CS147DVPyParser

This program was inspired by Jordan Conragan and written by Rick DeAmicis in the fall semester of 2020 for Kaushik Patra’s CS147: computer architecture course. The program will quickly convert CS147DV instructions written in human-readable format to hexadecimal. It may not work as intended if CS147DV has been changed/updated since fall 2020. Pull requests are encouraged. Good luck on your project :)

Requirements

The program is known to work with Python 2.7+ and 3.7+.

The script does not have any external dependencies.

Quick set-up

There are two main ways to interact with this script.

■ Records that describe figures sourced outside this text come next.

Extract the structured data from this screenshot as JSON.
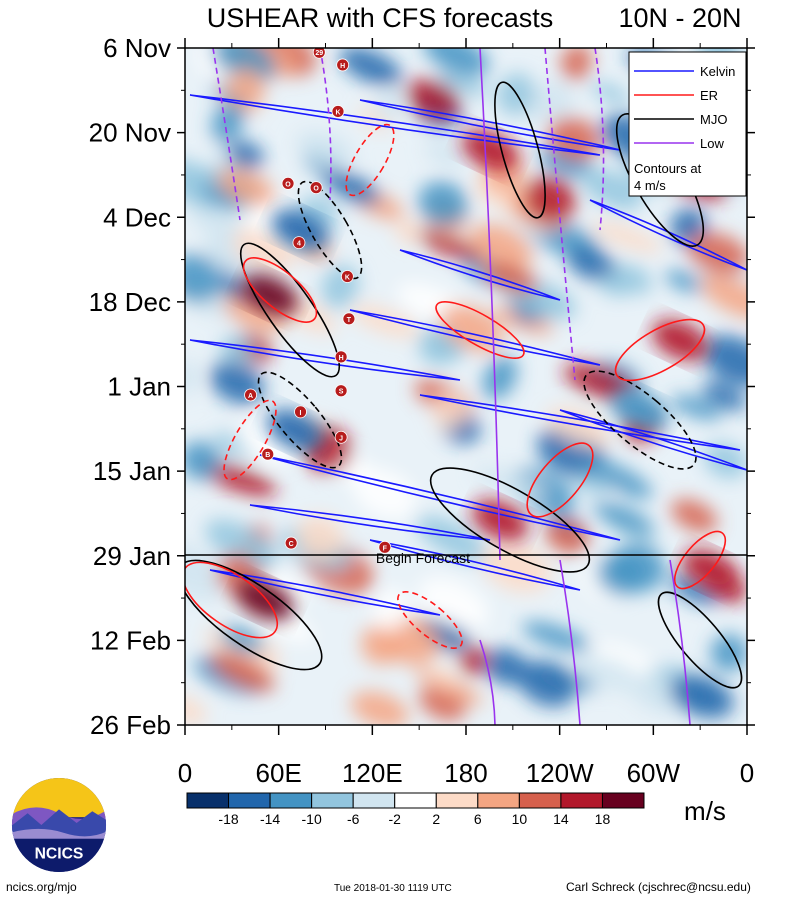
{
  "chart_data": {
    "type": "heatmap",
    "title": "USHEAR with CFS forecasts",
    "region": "10N - 20N",
    "x_ticks": [
      "0",
      "60E",
      "120E",
      "180",
      "120W",
      "60W",
      "0"
    ],
    "y_ticks": [
      "6 Nov",
      "20 Nov",
      "4 Dec",
      "18 Dec",
      "1 Jan",
      "15 Jan",
      "29 Jan",
      "12 Feb",
      "26 Feb"
    ],
    "forecast_start": "29 Jan",
    "forecast_label": "Begin Forecast",
    "legend": {
      "placement": "top-right",
      "entries": [
        {
          "name": "Kelvin",
          "color": "#1a1aff"
        },
        {
          "name": "ER",
          "color": "#ff1a1a"
        },
        {
          "name": "MJO",
          "color": "#000000"
        },
        {
          "name": "Low",
          "color": "#9933ee"
        }
      ],
      "note_line1": "Contours at",
      "note_line2": "4 m/s"
    },
    "colorbar": {
      "unit": "m/s",
      "levels": [
        "-18",
        "-14",
        "-10",
        "-6",
        "-2",
        "2",
        "6",
        "10",
        "14",
        "18"
      ],
      "colors": [
        "#08306b",
        "#2166ac",
        "#4393c3",
        "#92c5de",
        "#d1e5f0",
        "#ffffff",
        "#fddbc7",
        "#f4a582",
        "#d6604d",
        "#b2182b",
        "#67001f"
      ]
    },
    "storms": [
      {
        "label": "29",
        "lon": 86,
        "date_index": 0.05
      },
      {
        "label": "H",
        "lon": 101,
        "date_index": 0.2
      },
      {
        "label": "K",
        "lon": 98,
        "date_index": 0.75
      },
      {
        "label": "O",
        "lon": 66,
        "date_index": 1.6
      },
      {
        "label": "O",
        "lon": 84,
        "date_index": 1.65
      },
      {
        "label": "4",
        "lon": 73,
        "date_index": 2.3
      },
      {
        "label": "K",
        "lon": 104,
        "date_index": 2.7
      },
      {
        "label": "T",
        "lon": 105,
        "date_index": 3.2
      },
      {
        "label": "H",
        "lon": 100,
        "date_index": 3.65
      },
      {
        "label": "A",
        "lon": 42,
        "date_index": 4.1
      },
      {
        "label": "S",
        "lon": 100,
        "date_index": 4.05
      },
      {
        "label": "I",
        "lon": 74,
        "date_index": 4.3
      },
      {
        "label": "J",
        "lon": 100,
        "date_index": 4.6
      },
      {
        "label": "B",
        "lon": 53,
        "date_index": 4.8
      },
      {
        "label": "C",
        "lon": 68,
        "date_index": 5.85
      },
      {
        "label": "F",
        "lon": 128,
        "date_index": 5.9
      }
    ]
  },
  "footer": {
    "left": "ncics.org/mjo",
    "center": "Tue 2018-01-30 1119 UTC",
    "right": "Carl Schreck (cjschrec@ncsu.edu)"
  },
  "logo": {
    "text": "NCICS"
  }
}
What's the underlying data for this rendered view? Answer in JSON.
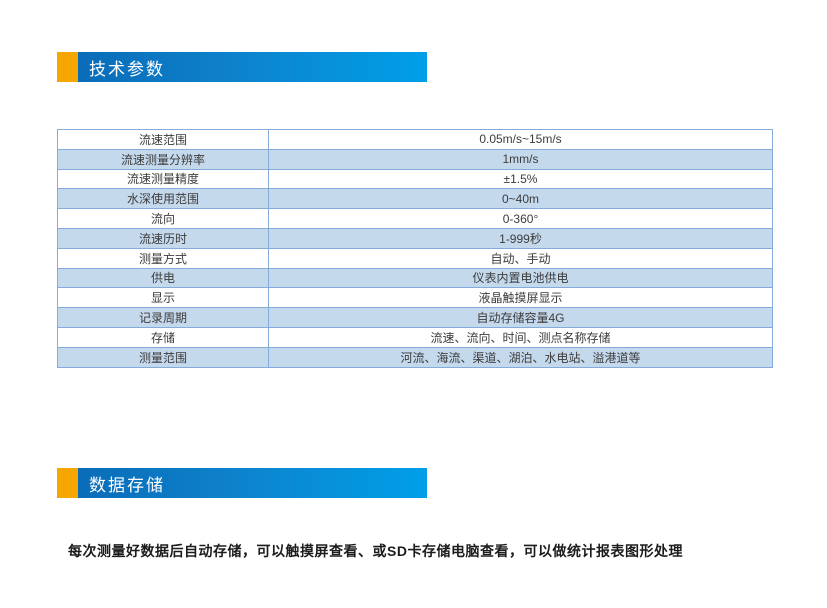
{
  "colors": {
    "accent_orange": "#F7A600",
    "header_gradient_start": "#0A6CB8",
    "header_gradient_end": "#009FE8",
    "table_border": "#85ABDB",
    "row_shaded_background": "#C5D9ED",
    "table_text": "#3C3C3C",
    "paragraph_text": "#1C1C1C"
  },
  "sections": {
    "technical_parameters": {
      "title": "技术参数"
    },
    "data_storage": {
      "title": "数据存储"
    }
  },
  "spec_table": {
    "rows": [
      {
        "label": "流速范围",
        "value": "0.05m/s~15m/s"
      },
      {
        "label": "流速测量分辨率",
        "value": "1mm/s"
      },
      {
        "label": "流速测量精度",
        "value": "±1.5%"
      },
      {
        "label": "水深使用范围",
        "value": "0~40m"
      },
      {
        "label": "流向",
        "value": "0-360°"
      },
      {
        "label": "流速历时",
        "value": "1-999秒"
      },
      {
        "label": "测量方式",
        "value": "自动、手动"
      },
      {
        "label": "供电",
        "value": "仪表内置电池供电"
      },
      {
        "label": "显示",
        "value": "液晶触摸屏显示"
      },
      {
        "label": "记录周期",
        "value": "自动存储容量4G"
      },
      {
        "label": "存储",
        "value": "流速、流向、时间、测点名称存储"
      },
      {
        "label": "测量范围",
        "value": "河流、海流、渠道、湖泊、水电站、溢港道等"
      }
    ]
  },
  "data_storage": {
    "description": "每次测量好数据后自动存储，可以触摸屏查看、或SD卡存储电脑查看，可以做统计报表图形处理"
  }
}
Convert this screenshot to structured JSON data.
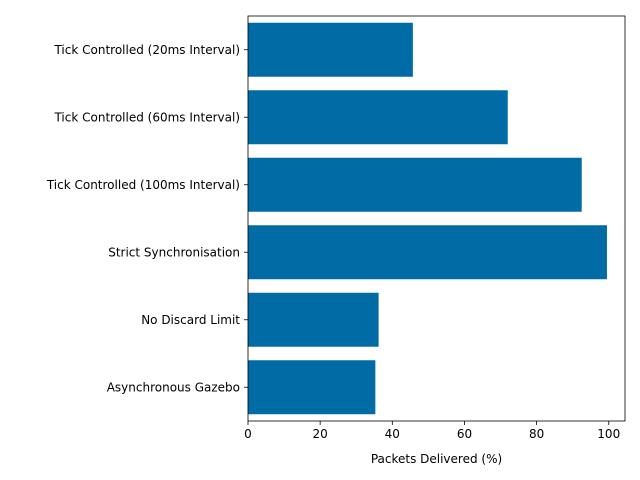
{
  "chart_data": {
    "type": "bar",
    "orientation": "horizontal",
    "categories": [
      "Tick Controlled (20ms Interval)",
      "Tick Controlled (60ms Interval)",
      "Tick Controlled (100ms Interval)",
      "Strict Synchronisation",
      "No Discard Limit",
      "Asynchronous Gazebo"
    ],
    "values": [
      45.7,
      72.0,
      92.5,
      99.5,
      36.2,
      35.3
    ],
    "title": "",
    "xlabel": "Packets Delivered (%)",
    "ylabel": "",
    "xlim": [
      0,
      104.5
    ],
    "xticks": [
      0,
      20,
      40,
      60,
      80,
      100
    ],
    "bar_color": "#006BA4",
    "grid": false,
    "legend": "none"
  }
}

as a command line utility:
- interactive mode:
$ python AssemblyParser.py

press ctrl-c at any time to exit.
- passing in instructions as arguments:
$ python AssemblyParser.py "add r2 r2 r3"

Pass in as many instructions as you want.

$ python AssemblyParser.py "add r2 r2 r3" "addi r2 r2 3"
- Pass in instructions from a file. The file must contain one single CS147DV instruction one each line, and nothing else. The script will remove trailing comments that starti with // , # , /*
$ python AssemblyParser.py -f instructions.txt

other options

-h, --help : print help information and exit
-o, --outfile : File to save the hexadecimal results to.
-a, --append : append the results to outfile, instead of overwriting.
-i, --interactive : invoke interactive mode. Especially useful if you want to pass in some instructions from the commandline or a file, and want to continue to add more instructions dynamically
-q, --quiet : suppress output of meta information. Not recommended! Difficult to know if the instruction you input is really what you thought it was.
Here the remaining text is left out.